Hacer de tripas una vida
En el parque del barrio La Vicentina, familias enteras preparan y venden, hace décadas, uno de los platos preferidos de Quito.
Cada tarde, a eso de las cinco, una nube grande y espesa cubre un pequeñito y triangular parque llamado José Gabriel Navarro, en honor a un destacado miembro de la Escuela Quiteña de Bellas Artes. Muy pocos saben que ese es su nombre verdadero, porque la devoción a la comida callejera local lo ha rebautizado, para siempre, como Parque de las Tripas de La Vicentina, el coqueto, ajetreado y popular barrio de Quito al que pertenece.

Cuando la nube se disipa, se revela como un misterio apetitoso, la tripa. El aire está lleno, también, del rumor del crispar del aceite hirviente. En el viento vuelan, urgentes, los llamados agudos de las caseras que vocean llamando a los hambrientos a que se acerquen, con confianza, que prueben, que qué van a llevar. Tripa para la tripa. Tripa para gente que saliva tanto, que parece que llegase con las tripas afuera.
Las familias que han sido las evangelizadoras que lograron el cambio de nombre del parque llevan veinte, treinta, incluso cincuenta años en el negocio de asar y dorar tripas, pero también en el de cocinar menudo, freír empanadas, preparar habas con cholo y queso, fritada, y papas con cuero.

Hay también pinchos, longanizas y morcillas, mollejas con cuero (llamadas, por supuesto, mollicueros, porque si existe la salchipapa, es apenas lógico que exista el mollicuero).

Sobre todo, hay orgullo en la originalidad y la representación familiar. “Mi madrecita es la fundadora: Graciela Guaña Chicaiza”, dice Sandra del Rocío Farinango Guaña. Ella tiene cincuenta años y se hizo cargo del puesto cuando la madrecita fundadora, la matriarca de la tripa, murió hace treinta y dos años.

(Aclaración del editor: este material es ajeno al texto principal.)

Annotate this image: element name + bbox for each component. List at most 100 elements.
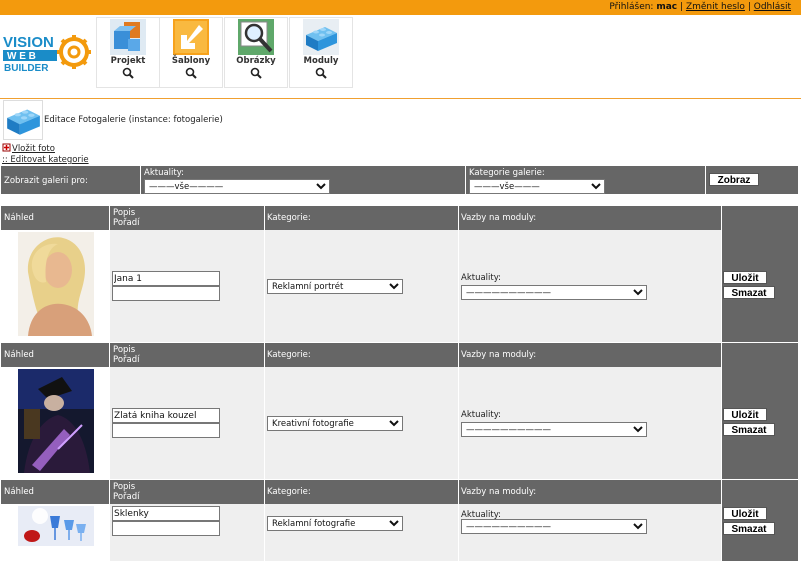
col-preview: Náhled — [4, 213, 34, 223]
thumbnail[interactable] — [18, 232, 94, 339]
category-cell: Reklamní fotografie — [265, 504, 458, 561]
category-select[interactable]: Reklamní fotografie — [267, 516, 403, 531]
cell-divider — [140, 166, 141, 194]
cell-divider — [458, 206, 459, 230]
col-preview: Náhled — [4, 487, 34, 497]
preview-cell — [1, 504, 109, 561]
cell-divider — [721, 343, 722, 367]
lego-brick-icon — [303, 19, 339, 55]
filter-bar: Zobrazit galerii pro: Aktuality: ———vše—… — [1, 166, 798, 194]
cell-divider — [264, 480, 265, 504]
category-cell: Reklamní portrét — [265, 230, 458, 342]
desc-cell — [110, 367, 264, 479]
category-select[interactable]: Kreativní fotografie — [267, 416, 403, 431]
arrow-icon — [173, 19, 209, 55]
module-title: Editace Fotogalerie (instance: fotogaler… — [44, 115, 223, 125]
edit-categories-link[interactable]: :: Editovat kategorie — [2, 155, 89, 165]
nav-label: Šablony — [171, 56, 211, 66]
magnifier-icon — [250, 67, 262, 79]
col-order: Pořadí — [113, 355, 140, 365]
table-header-row: Náhled Popis Pořadí Kategorie: Vazby na … — [1, 343, 798, 367]
separator: | — [747, 2, 751, 12]
order-input[interactable] — [112, 423, 220, 438]
table-row: Reklamní fotografie Aktuality: —————————… — [1, 504, 798, 561]
filter-news-select[interactable]: ———vše———— — [144, 179, 330, 194]
lego-brick-icon — [7, 109, 40, 135]
nav-moduly-button[interactable]: Moduly — [289, 17, 353, 88]
links-cell: Aktuality: —————————— — [459, 367, 721, 479]
module-icon-box — [3, 100, 43, 140]
logout-link[interactable]: Odhlásit — [754, 2, 791, 12]
show-button[interactable]: Zobraz — [709, 173, 759, 186]
order-input[interactable] — [112, 286, 220, 301]
news-link-select[interactable]: —————————— — [461, 422, 647, 437]
cell-divider — [465, 166, 466, 194]
col-links: Vazby na moduly: — [461, 350, 537, 360]
table-header-row: Náhled Popis Pořadí Kategorie: Vazby na … — [1, 480, 798, 504]
news-link-select[interactable]: —————————— — [461, 519, 647, 534]
nav-projekt-button[interactable]: Projekt — [96, 17, 160, 88]
filter-category-select[interactable]: ———vše——— — [469, 179, 605, 194]
delete-button[interactable]: Smazat — [723, 286, 775, 299]
save-button[interactable]: Uložit — [723, 271, 767, 284]
preview-cell — [1, 367, 109, 479]
col-desc: Popis — [113, 345, 136, 355]
col-links: Vazby na moduly: — [461, 487, 537, 497]
nav-label: Projekt — [110, 56, 146, 66]
change-password-link[interactable]: Změnit heslo — [686, 2, 745, 12]
magnifier-icon — [185, 67, 197, 79]
order-input[interactable] — [112, 521, 220, 536]
col-desc: Popis — [113, 482, 136, 492]
thumbnail[interactable] — [18, 506, 94, 549]
links-cell: Aktuality: —————————— — [459, 230, 721, 342]
action-links: Vložit foto :: Editovat kategorie — [2, 142, 89, 166]
col-preview: Náhled — [4, 350, 34, 360]
separator: | — [680, 2, 684, 12]
description-input[interactable] — [112, 271, 220, 286]
cell-divider — [264, 343, 265, 367]
save-button[interactable]: Uložit — [723, 408, 767, 421]
delete-button[interactable]: Smazat — [723, 522, 775, 535]
delete-button[interactable]: Smazat — [723, 423, 775, 436]
magnifier-icon — [315, 67, 327, 79]
cell-divider — [109, 343, 110, 367]
actions-cell: Uložit Smazat — [722, 367, 798, 479]
cell-divider — [458, 480, 459, 504]
thumbnail[interactable] — [18, 369, 94, 476]
category-select[interactable]: Reklamní portrét — [267, 279, 403, 294]
cell-divider — [264, 206, 265, 230]
news-link-select[interactable]: —————————— — [461, 285, 647, 300]
links-cell: Aktuality: —————————— — [459, 504, 721, 561]
col-desc: Popis — [113, 208, 136, 218]
nav-sablony-button[interactable]: Šablony — [159, 17, 223, 88]
nav-label: Moduly — [303, 56, 339, 66]
col-order: Pořadí — [113, 218, 140, 228]
save-button[interactable]: Uložit — [723, 507, 767, 520]
top-status-bar: Přihlášen: mac | Změnit heslo | Odhlásit — [0, 0, 801, 15]
svg-text:W E B: W E B — [7, 51, 36, 62]
col-links: Vazby na moduly: — [461, 213, 537, 223]
cell-divider — [109, 480, 110, 504]
nav-obrazky-button[interactable]: Obrázky — [224, 17, 288, 88]
filter-category-label: Kategorie galerie: — [469, 168, 545, 178]
news-label: Aktuality: — [461, 273, 501, 283]
desc-cell — [110, 230, 264, 342]
preview-cell — [1, 230, 109, 342]
svg-text:VISION: VISION — [3, 34, 54, 51]
actions-cell: Uložit Smazat — [722, 504, 798, 561]
thumbnail-image — [18, 506, 94, 546]
filter-label: Zobrazit galerii pro: — [4, 176, 88, 186]
cell-divider — [109, 206, 110, 230]
col-category: Kategorie: — [267, 213, 311, 223]
vision-web-builder-logo[interactable]: VISION W E B BUILDER — [1, 27, 91, 77]
cell-divider — [458, 343, 459, 367]
description-input[interactable] — [112, 506, 220, 521]
header-divider — [0, 98, 801, 99]
table-row: Kreativní fotografie Aktuality: ————————… — [1, 367, 798, 479]
col-category: Kategorie: — [267, 487, 311, 497]
cell-divider — [705, 166, 706, 194]
filter-news-label: Aktuality: — [144, 168, 184, 178]
add-photo-link[interactable]: Vložit foto — [12, 144, 55, 154]
description-input[interactable] — [112, 408, 220, 423]
username: mac — [656, 2, 678, 12]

Como ella, decenas de familias que desde hace algunos años se agrupan en este parque, después de traslados municipales, han hecho de las tripas una vida. Por eso, ser las originales, las propias, las pepa, las famosas, es linaje y gancho de ventas.

Todas las carretitas están bien iluminadas. Algunas tienen sus rótulos serigrafiados, otras han recurrido a la estética noventera del letrero electrónico, y hay quienes prefieren carteles de letras redondas y espectaculares.
Son terceras y cuartas generaciones que conocen bien el negocio y viven de la avidez que tenemos por comer tripas en Quito, por lo general capitaneado y atendido por mujeres: Fabiola Llugs, Lucrecia Cusicagua, Josefina Chicaza, Leonor Oropeza, Morelia Cepeda. Tienen 45, 50, 30, 47 y 65 años. Saben, todas, que son las favoritos de alguien, quizá de muchos, pero siguen sacando el cuerpo por el marco del puestito para ofrecer, para llamar, para convencer de que uno vaya y les compre.

Buena parte de ellas han pasado detrás de las vitrinas sin vidrios de sus puestos, prendiendo los fogones que levantan inalcanzables columnas de humo, matizando los colores de la tarde y dando al Parque de las Tripas y a su barrio el aroma que nos reconforta desde que descubrimos el fuego y supimos que era bueno.